A hint floral, deep but not wide – a certain elegance. Bigger, more concentrated but with fine energy. Super intensity in the mid-palate and into the finish. Excellent.
An assembly of 5 parcels
More open, a little spicy, some depth too – nicely complex. Some reduction. Really mouth-filling but only with a hint of plushness to the texture. This will be super in an open, wide, clean and complex vernacular… Lots of bitter chocolate in the finish.
Much deeper, without reduction – then a super floral dimension blossoms. Bigger in scale again, without weight. Super elegant, silky and with a building complexity – brilliant villages, a hint saline… A superb finish for the label…
7 different parcels including Baudes and Gruenchers 1ers. 50% whole-clusters.
Cliché round, floral, super pretty nose. There’s a hint of silky stricture, but there is width, and really fine concentration, texture and a 1er cru level of complexity. Bravo.
2014 Nuits St.Georges 1er Corvées Pagets
Higher tones, spicy fresh nose, a growing depth of aroma too. A cool fruit but beautiful width, texture and complexity. Super finishing intensity and a silkiness of texture rare in Premeaux. Encore bravo!
2014 Corton Clos du Roi
70 yo vines, small grapes so lots of whole clusters – here 60%.

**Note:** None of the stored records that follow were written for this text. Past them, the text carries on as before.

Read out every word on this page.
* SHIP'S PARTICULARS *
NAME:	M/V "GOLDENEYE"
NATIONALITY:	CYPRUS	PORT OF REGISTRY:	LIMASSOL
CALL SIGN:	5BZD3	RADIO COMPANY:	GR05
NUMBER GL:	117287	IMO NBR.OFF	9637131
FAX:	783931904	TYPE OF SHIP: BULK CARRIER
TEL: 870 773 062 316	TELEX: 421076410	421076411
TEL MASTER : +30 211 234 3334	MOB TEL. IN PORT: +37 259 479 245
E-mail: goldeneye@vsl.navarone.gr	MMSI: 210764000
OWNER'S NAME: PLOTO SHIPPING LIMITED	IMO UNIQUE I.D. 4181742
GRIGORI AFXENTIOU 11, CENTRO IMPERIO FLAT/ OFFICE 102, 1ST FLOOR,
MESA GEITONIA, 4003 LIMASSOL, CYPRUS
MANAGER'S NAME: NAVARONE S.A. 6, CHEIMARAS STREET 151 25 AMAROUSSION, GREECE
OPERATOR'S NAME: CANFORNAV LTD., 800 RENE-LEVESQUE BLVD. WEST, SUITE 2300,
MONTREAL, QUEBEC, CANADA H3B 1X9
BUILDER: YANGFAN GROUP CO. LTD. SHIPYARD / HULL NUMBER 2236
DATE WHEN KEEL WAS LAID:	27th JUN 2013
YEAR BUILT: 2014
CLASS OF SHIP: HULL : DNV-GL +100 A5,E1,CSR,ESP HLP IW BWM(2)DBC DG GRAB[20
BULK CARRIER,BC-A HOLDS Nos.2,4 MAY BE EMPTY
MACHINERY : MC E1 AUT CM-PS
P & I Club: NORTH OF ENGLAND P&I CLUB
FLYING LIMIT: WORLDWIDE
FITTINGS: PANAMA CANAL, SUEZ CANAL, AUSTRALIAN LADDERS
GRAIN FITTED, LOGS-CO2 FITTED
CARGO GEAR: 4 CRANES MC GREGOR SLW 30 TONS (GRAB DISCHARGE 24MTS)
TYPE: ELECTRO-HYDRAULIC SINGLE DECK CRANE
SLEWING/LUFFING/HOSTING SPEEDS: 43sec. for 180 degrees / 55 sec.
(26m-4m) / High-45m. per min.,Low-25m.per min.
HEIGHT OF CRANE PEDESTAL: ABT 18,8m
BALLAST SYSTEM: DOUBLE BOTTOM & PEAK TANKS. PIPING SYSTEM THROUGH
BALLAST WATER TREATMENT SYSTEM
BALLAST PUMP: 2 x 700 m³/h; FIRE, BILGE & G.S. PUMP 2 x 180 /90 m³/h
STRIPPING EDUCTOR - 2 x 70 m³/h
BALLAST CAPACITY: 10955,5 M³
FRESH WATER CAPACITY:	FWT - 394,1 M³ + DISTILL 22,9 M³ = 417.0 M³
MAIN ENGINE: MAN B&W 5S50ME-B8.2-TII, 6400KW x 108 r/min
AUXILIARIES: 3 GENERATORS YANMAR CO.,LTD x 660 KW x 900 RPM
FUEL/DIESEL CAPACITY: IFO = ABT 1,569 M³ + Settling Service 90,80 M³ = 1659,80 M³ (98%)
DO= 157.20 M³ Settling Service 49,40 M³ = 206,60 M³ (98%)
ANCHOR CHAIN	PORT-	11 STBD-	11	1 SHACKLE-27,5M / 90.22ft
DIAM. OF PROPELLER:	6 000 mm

A wide, silky but modest nose. An extra sweetness, width, some salinity, waves of flavour. Pure 2014. Very, very good.
2014 Clos de Vougeot
Two parcels, one at the bottom, and the other near the entrance to the Château. 80% whole-clusters plus 40% new oak.
A pure fruit coulis, wide, energetic, lean muscle, lots of complexity. Really excellent in the mid-palate, faint oak to but surely transient. Super complex in the finish. More 1er weight, but gc complexity without doubt.
2014 Charmes-Chambertin, Mazoyères
From a patch of (including) 1902 vintage vines – the oldest of the domaine.
High toned fruit and flowers. More intense, a little more weight, certainly more fierce. A really fine finishing width pf flavour. Excellent…
From Chambolle-side, right on the border with Morey… Like the majority of GCs, 80% whole cluster.
Wide, complex, intense – very impressive indeed. Good weight, super, energy and complexity – exceptionally so. Brilliant wine – gorgeous!
These first two to be bottled in December, the rest of the whites in March.
2014 Bourgogne Chardonnay Terres de Famille
Again a mix of parcels, similar to the red, mainly from the Hautes Côtes
A little reduction and seemingly oak toast. Good energy but with a little textural interest too. Good growing intensity. Best in the finish – plenty of interest and energy here. No lack of intensity either.
2014 Puligny-Montrachet 1er Champs Gains
First vintage – 0.33 hectares that came from Girardin.
Also a little reduction, but fine top notes too. A wide and silky character with fine energy and a complexity of flavour. This is very good.
Open, complex, very interesting with freshness too. A faint gas prickle, but beautifully silky, complex and lithe, lovely, lovely wine super complexity and length. Bravo! Great wine, even a little tannin in the finish.
2014 Le Charlemagne
2 vines, one le charlemagne, one en charlemagne. Now labelled since 2013 as ‘Charlemagne.’
Super fine, elegant but also discreet. Complex, no extraneous weight, salt/sweet complexity. This is excellent. Airy, super.
Chassagne side, below Thenard’s Montrachet.
Larger, opulent but freshly perfumed. I love the muscle yet lithe, mobile, complex energy. Excellent, airy wine.
Almost .5 hectare, former Henri Clerc estate.
Fresh, faintly reduced, complex but more discreet than the Bâtard. A more composed, considered character, but really no less complex, or interesting. Indeed the weight of finishing flavour is larger here, insinuating complexity, super! Distinguishes itself with the width of intense finishing flavour
Also from Clerc, the smallest cuvée of the domaine – 2 barrels. Above the Cabotte, hardly any soil there. The only wine with 50% new oak as two barrels.
A tight sweetness at the core, a layer of discreetly complex, almost spicy aroma – lots of subtle complexity. Lithe, intense, very wide indeed. There is an ever-present core of intensity, even for quite some time after you finish.